Last Wednesday, Mayor Bowser allowed the Universal Paid Leave Act (UPLA) to move back to the City Council without her signature. This means the bill will become law after a 30-day congressional review period. Workers will get 8 weeks of paid leave to be with a new child, 6 weeks to care for an ill relative, and 2 weeks for their own health needs. DC employers would pay a 0.62 percent payroll tax ($310 a year for a $50,000 salary) into a fund that would be managed by the city.
Then, just yesterday, Councilmembers Evans and Cheh introduced a new bill that would provide the same benefits, but with a different structure. Smaller businesses (under 50 employees) would be covered by a government-administered program like UPLA and pay a 0.4 percent payroll tax into the fund. Larger employers would be required to provide family and medical leave benefits on their own—without the fund—but would still pay a 0.2 percent tax to help support the cost for small businesses.
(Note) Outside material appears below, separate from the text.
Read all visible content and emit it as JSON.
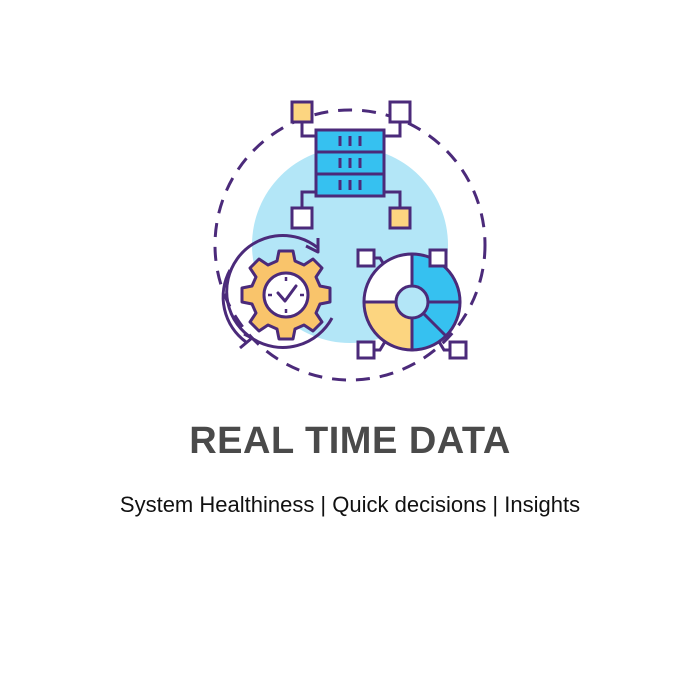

Like unemployment insurance and Social Security, UPLA uses a social insurance model, which has been tested and proven to work well. Similar to these programs, a DC-run family leave program can provide benefits to workers with a predictable tax and low administrative costs. For this reason, all of the states that currently offer paid family and medical leave use this structure.
Any alternative structure should be studied carefully. We’ll be assessing it to see, for example:
- Whether low-wage workers have the same access to benefits,
- Whether the program is financially predictable and administratively manageable for employers of all sizes, and
- Whether the program is easy to enforce, and would be robustly enforced
It’s important to note that both the approved bill and the new proposal require DC to set up its own program. This means that policymakers should begin moving forward with implementation, to ensure that workers can begin collecting benefits as soon as possible. First and foremost, $20 million in new funding is needed in the FY 2018 budget for important start-up costs, such as IT infrastructure. This could be funded by changing DC’s fiscal policy to allow spending some of the recent surplus.
Because UPLA stands to help DC residents, small businesses, and the broader economy, we encourage policymakers to fully fund the program in the FY 2018 budget, so that we can get to work on implementing this very important program.